Project #6: [Auto]Stitching Photo Mosaics

Annie Xie (abx)

Part A

Overview

The goal of this project is to compute homographies between images and warp them into rectified images and mosaics. In order to do this, I captured images from the same point of view but with different view directions. Then, the homography transformation matrix is recovered by selecting corresponding points between pairs of images.

Recover Homographies

Corresponding points can be related via a single 3x3 matrix. Another way to express this point is by p' = Hp where H is a 3x3 matrix with 9 parameters. Since the last parameter is a scaling factor, we can fix it to 1 and solve for the other 8 parameters via a linear system of equations. If we rearrange the problem to solve for the 8 parameters, we know that we only need 4 points (of 2 coordinates each) to completely determine the system. However, since we are picking these points by hand, there is bound to be error, thus I collected 10-15 points for each pair of images and solved the system by linear least squares. Once H is recovered, I use inverse warping to transform the second image to the desired perspective.

Image Rectification

I start by rectifying images using this technique so that they are frontal parallel. I have two examples for this part. In the first, I try to rectify the image so that the window is frontal parallel. As you can see, the rectified image isn't perfect since the table does not appear frontal parallel. Throwing more points into our system of equations could improve the results. However, it is difficult to specify where the target points without a real frontal parallel image as reference. In the second example, I warp the image so that the construction sign is frontal parallel.

Original
Rectified
Original
Rectified

Blending the Images into a Mosaic

In this section, I warp several images into mosaics by computing the homographies. I use linear blending to create a seamless composition. In the first example, you can see that the warping is imperfect. In fact, on the right half of the mosaic, you can clearly see an artifact. I had taken the picture while a person wearing red was walking along this pictured path!

Source 1
Source 2
Source 3

Outside of VLSB

Source 1
Source 2

Source 3

On Top of the Campanile

Source 1
Source 2

North Beach of San Francisco

Summary

In this project, I learned how easily images can be stitched together using homographies. This is an incredibly cool and simple concept that is widely used today.

Part B

Overview

The goal of this project is to automatically detect matching features to compute the homographies described in the previous part. In order to do so, we will find Harris corners and find matching features by computing the SSD of their feature descriptors.
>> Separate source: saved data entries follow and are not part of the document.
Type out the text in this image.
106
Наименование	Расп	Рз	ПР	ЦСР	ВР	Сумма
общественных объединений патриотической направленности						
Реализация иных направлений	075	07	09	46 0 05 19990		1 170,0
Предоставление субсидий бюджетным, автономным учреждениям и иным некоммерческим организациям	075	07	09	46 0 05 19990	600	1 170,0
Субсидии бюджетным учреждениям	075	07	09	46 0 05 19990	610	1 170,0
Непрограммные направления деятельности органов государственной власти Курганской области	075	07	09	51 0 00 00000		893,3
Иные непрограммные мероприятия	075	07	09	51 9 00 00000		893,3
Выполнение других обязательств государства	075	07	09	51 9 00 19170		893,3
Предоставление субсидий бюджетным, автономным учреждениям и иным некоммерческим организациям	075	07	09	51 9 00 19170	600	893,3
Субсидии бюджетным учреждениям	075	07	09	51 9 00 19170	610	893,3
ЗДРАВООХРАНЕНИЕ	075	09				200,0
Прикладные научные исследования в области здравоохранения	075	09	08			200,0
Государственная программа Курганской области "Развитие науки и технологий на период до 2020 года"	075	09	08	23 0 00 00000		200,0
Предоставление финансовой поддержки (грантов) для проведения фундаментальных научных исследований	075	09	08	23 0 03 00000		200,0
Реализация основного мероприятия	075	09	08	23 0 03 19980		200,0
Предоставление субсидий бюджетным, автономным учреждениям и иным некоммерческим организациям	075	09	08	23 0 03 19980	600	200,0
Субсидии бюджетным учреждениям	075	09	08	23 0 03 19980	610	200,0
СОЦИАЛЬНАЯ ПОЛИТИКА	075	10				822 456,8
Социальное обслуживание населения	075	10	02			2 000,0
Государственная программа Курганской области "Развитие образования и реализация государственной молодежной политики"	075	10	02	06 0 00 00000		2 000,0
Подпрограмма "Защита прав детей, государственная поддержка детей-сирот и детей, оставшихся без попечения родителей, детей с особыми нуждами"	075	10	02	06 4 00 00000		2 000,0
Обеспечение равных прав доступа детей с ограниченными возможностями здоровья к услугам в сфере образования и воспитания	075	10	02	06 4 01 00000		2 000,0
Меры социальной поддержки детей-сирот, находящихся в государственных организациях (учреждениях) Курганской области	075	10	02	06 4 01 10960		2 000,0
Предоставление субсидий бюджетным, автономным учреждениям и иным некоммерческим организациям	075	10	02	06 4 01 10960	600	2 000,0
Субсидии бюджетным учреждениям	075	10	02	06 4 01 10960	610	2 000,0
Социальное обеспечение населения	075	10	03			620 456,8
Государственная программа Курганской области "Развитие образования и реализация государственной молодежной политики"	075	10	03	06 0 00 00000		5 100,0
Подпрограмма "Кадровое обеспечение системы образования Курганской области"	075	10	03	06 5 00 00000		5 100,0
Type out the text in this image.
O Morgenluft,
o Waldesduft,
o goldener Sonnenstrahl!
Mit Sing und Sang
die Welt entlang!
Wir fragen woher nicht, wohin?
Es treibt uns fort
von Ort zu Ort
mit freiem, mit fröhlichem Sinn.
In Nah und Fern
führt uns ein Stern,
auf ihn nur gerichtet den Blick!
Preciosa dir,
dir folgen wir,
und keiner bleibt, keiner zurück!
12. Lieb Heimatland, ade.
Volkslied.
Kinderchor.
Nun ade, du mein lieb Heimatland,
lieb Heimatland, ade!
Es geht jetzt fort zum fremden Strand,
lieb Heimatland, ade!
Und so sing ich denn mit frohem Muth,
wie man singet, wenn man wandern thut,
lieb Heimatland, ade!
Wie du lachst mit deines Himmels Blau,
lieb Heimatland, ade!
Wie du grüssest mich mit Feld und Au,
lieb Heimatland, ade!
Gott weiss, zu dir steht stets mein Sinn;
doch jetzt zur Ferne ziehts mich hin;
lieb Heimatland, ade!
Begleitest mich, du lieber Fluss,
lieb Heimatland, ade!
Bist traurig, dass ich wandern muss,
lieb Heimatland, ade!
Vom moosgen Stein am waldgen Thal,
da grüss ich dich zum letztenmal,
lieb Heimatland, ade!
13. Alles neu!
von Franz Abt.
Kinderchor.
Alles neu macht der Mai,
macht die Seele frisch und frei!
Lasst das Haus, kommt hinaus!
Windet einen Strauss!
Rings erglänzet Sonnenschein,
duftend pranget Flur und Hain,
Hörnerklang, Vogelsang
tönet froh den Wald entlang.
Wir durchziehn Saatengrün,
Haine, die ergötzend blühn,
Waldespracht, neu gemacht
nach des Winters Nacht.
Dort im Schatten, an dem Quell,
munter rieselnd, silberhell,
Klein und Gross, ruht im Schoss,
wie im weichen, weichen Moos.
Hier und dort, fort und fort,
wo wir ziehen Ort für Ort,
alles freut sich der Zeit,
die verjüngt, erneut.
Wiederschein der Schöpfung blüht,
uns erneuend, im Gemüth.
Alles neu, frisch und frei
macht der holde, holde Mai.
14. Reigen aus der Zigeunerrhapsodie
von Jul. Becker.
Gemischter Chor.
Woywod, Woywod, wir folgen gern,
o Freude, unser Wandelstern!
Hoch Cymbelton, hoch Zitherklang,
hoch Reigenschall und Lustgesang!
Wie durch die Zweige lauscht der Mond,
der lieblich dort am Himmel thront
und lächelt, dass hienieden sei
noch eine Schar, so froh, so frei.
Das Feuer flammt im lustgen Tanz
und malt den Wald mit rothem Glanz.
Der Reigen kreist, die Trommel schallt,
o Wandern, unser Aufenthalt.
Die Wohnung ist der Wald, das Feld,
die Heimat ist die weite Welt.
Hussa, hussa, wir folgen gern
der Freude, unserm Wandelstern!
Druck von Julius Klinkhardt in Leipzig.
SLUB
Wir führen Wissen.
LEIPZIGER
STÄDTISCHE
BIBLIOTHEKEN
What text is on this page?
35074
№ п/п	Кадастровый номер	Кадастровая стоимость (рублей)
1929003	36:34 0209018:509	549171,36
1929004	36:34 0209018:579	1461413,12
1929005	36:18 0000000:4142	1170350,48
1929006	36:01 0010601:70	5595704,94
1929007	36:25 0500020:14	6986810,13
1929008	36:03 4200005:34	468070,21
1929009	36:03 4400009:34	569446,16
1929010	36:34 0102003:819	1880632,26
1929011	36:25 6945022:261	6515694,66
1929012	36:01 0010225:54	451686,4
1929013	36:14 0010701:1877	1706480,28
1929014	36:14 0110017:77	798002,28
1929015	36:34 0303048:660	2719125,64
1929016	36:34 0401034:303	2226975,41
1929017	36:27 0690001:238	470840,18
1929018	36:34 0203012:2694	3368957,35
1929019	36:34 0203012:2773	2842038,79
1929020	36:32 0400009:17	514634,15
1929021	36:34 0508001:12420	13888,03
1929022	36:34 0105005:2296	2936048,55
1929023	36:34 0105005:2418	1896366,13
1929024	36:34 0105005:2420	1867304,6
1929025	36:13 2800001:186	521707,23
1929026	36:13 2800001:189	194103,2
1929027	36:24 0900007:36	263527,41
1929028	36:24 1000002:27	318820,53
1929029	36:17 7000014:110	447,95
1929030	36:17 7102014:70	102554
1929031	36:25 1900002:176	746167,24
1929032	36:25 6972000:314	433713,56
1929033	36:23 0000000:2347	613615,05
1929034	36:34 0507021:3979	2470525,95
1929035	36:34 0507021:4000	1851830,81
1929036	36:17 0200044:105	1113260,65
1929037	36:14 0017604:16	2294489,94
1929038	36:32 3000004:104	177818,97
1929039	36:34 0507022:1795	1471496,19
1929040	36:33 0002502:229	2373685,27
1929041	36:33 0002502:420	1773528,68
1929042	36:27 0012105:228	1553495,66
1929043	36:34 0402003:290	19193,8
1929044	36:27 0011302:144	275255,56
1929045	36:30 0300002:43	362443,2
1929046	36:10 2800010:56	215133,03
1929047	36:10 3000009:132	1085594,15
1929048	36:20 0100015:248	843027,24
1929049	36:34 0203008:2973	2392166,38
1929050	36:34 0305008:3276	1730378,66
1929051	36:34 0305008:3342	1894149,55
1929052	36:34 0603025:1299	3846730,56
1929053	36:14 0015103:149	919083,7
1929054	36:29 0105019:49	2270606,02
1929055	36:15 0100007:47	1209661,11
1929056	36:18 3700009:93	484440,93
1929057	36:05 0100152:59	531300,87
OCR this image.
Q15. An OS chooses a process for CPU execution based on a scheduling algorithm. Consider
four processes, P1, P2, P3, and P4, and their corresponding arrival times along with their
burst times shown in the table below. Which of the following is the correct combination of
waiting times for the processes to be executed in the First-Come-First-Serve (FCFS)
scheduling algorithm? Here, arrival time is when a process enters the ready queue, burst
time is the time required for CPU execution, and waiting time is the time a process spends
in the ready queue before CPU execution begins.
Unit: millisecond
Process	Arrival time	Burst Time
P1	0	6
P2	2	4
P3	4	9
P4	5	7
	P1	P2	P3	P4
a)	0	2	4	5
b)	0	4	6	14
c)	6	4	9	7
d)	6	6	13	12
Harris Interest Point Detector

The first step is to find Harris corners to find interest points.

Harris Corners in Source 1
Harris Corners in Source 2
Harris Corners in Source 3

Adaptive Non-Maximal Suppression

In the next step, we suppress the number of feature points by calculating the distance to the nearest neighboring point with a higher Harris intensity. Then, I sorted the points by these distances and picked the top 200.

Suppressed Points in Source 1
Suppressed Points in Source 2
Suppressed Points in Source 3

Feature Descriptor Extraction and Feature Matching

Next, we extract axis-aligned 8x8 patches for each of the feature points found in the previous step. These patches are sampled from a larger 40x40 window with spacing of 5 pixels. For each pair of patch from the first image, we find the best two patches from the second image and calculate the ratio of the SSD of the best match and the SSD of the second best match. If this ratio was less than 0.3, we conclude that this is a good match.

Matching Features in Source 2
Matching Features in Source 3

RANSAC

In the final step, we use RANSAC to further filter out bad feature points. For 1000 iterations, we sample 4 points from the matching features found in the previous step and estimate a homography. We then use this homography to estimate the transformation of the feature points in the first image and count the number of inliers where an inlier is defined to be a feature point that has a Euclidean distance smaller than 5 to the estimated point from the computed homography. At the end, we pick the largest set of inliers and compute a new homography with this set of inlier points. This homography is used to warp the first image.

Source 1
Source 2
Source 3

Manually Stitched Mosaic (Cropped)

Automatically Stitched Mosaic

In the manual stitching, the corresponding points were mostly on the ground. Thus, the first mosaic is extremely aligned in the bottom half of the stitch. In the automatic alignment, the detected features were in the top half of the images and thus we see some ghosting in the bottom half of the stitch specifically in the tiles. However, the automatic stitch is much better as there is no seam in the right half of the image anymore.

Source 1
Source 2

Manually Stitched Mosaic with 3 Sources (Cropped)

Automatically Stitched Mosaic

The third image did not stitch well here because of a lack of matching feature points detected.

Source 1
Source 2
Source 3

Outside of VLSB 2

Source 1
Source 2
Source 3

Campanile from Memorial Glade

Summary

In this second part, I learned a lot about automatic feature extraction. I really like the idea of being able to make better mosaics with less manual work.

The most interesting thing I learned is how we can detect interesting features by finding Harris corners. The math behind finding Harris corners and the fact that it works so well is pretty mind-blowing.